Trapped ship passengers can't go overboard with New Year celebration

Trapped ship passengers can't go overboard with New Year celebration
This image taken by expedition doctor Andrew Peacock of www.footloosefotography.com on December 31, 2013 shows scientists from the University of New South Wales in Australia, Ziggy Marzinellia and Graeme Clark, preparing a suitable surface for a helicopter landing next to the MV Akademik Shokalskiy (background), still stuck in the ice off East Antarctica.

SYDNEY - Passengers and crew aboard a Russian ship trapped for eight days in ice off Antarctica planned to ring in the New Year with dinner, drinks and song as they waited for a break in a blizzard to allow a Chinese helicopter to rescue them.

But they can't party too hard because the rescue could come at any minute.

The Akademik Shokalskiy, trapped since Dec. 24 about 100 nautical miles east of a French Antarctic station, Dumont D'Urville, and about 1,500 nautical miles south of Tasmania, welcomes the New Year at 1100 GMT, two hours ahead of Sydney.

It was not possible to contact the ship immediately thanks to patchy communications in one of the coldest and remotest places on Earth, but the plan was for passengers to congregate in the bar and sing a song about their adventure.

Revelries were to be kept in check in case passengers and crew had to leave at any moment if the snow and wind cleared.

"Tonight's celebrations have been tempered by the knowledge that we will definitely be getting helicoptered off, basically at the earliest opportunity, once the weather improves," Andrew Peacock, the expedition's doctor, said by satellite telephone.

"The camaraderie has been great but it is all a bit of a shame for it to end this way.

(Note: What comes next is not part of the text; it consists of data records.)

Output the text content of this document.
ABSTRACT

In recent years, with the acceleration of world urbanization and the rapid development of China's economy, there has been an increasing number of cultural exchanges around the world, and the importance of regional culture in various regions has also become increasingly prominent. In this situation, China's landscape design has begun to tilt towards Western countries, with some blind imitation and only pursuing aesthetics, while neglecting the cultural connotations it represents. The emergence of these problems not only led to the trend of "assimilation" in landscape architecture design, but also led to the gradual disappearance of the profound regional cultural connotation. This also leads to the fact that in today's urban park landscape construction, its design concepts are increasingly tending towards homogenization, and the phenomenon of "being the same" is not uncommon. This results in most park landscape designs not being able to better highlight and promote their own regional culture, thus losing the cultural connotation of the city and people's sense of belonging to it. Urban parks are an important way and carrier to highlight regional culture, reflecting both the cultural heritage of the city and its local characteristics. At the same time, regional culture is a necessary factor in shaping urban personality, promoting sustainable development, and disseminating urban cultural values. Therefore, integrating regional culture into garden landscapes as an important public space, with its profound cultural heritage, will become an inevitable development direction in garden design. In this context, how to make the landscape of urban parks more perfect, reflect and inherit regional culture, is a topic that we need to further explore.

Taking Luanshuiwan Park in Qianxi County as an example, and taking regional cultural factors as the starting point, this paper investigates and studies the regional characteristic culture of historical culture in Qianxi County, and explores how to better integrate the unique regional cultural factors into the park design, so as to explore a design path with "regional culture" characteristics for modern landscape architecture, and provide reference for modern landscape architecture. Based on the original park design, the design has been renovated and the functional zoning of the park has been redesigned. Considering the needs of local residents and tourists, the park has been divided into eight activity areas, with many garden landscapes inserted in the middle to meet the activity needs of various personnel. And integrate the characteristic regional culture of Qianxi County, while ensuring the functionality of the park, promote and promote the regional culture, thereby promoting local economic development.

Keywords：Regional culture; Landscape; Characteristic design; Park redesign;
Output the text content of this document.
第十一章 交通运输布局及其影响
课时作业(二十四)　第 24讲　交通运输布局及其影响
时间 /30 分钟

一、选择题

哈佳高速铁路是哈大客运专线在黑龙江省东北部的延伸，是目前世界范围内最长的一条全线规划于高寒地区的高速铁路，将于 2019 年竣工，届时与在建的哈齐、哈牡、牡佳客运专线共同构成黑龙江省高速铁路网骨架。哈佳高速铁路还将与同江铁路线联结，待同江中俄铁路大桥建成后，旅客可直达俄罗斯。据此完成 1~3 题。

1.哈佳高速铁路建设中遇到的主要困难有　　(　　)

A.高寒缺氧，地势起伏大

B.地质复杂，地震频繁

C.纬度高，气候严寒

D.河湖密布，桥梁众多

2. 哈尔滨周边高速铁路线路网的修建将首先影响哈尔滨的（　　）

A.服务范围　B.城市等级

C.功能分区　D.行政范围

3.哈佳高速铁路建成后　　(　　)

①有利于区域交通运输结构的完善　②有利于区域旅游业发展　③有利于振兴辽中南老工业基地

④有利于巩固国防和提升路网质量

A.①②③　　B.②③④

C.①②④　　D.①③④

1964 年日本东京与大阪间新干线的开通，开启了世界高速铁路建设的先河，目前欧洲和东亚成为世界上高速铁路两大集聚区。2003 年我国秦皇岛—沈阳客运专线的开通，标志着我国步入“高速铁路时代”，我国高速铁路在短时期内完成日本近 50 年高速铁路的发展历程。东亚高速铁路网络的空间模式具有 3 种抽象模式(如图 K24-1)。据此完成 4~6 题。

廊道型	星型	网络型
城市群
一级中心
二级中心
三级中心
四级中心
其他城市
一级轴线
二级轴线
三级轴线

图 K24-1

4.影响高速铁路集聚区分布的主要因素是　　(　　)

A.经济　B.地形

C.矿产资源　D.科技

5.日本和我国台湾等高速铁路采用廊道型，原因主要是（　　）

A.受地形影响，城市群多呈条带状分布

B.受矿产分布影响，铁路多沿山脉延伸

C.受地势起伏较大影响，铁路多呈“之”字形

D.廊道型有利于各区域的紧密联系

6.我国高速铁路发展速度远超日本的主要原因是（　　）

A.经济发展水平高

We know a lot of other people are working incredibly hard to get us out of here."

The ship left New Zealand on Nov. 28 on a private expedition marking the 100th anniversary of an Antarctic journey led by famed Australian explorer Douglas Mawson.

A helicopter on board a nearby Chinese icebreaker was on standby after an Australian icebreaker on Monday failed to reach the ship, the Australian Maritime Safety Authority (AMSA) said on Tuesday.

Rescuers planned to move all of the 52 passengers from the ship to the Chinese vessel, the Snow Dragon, with most crew expected to stay on the Russian ship, AMSA said.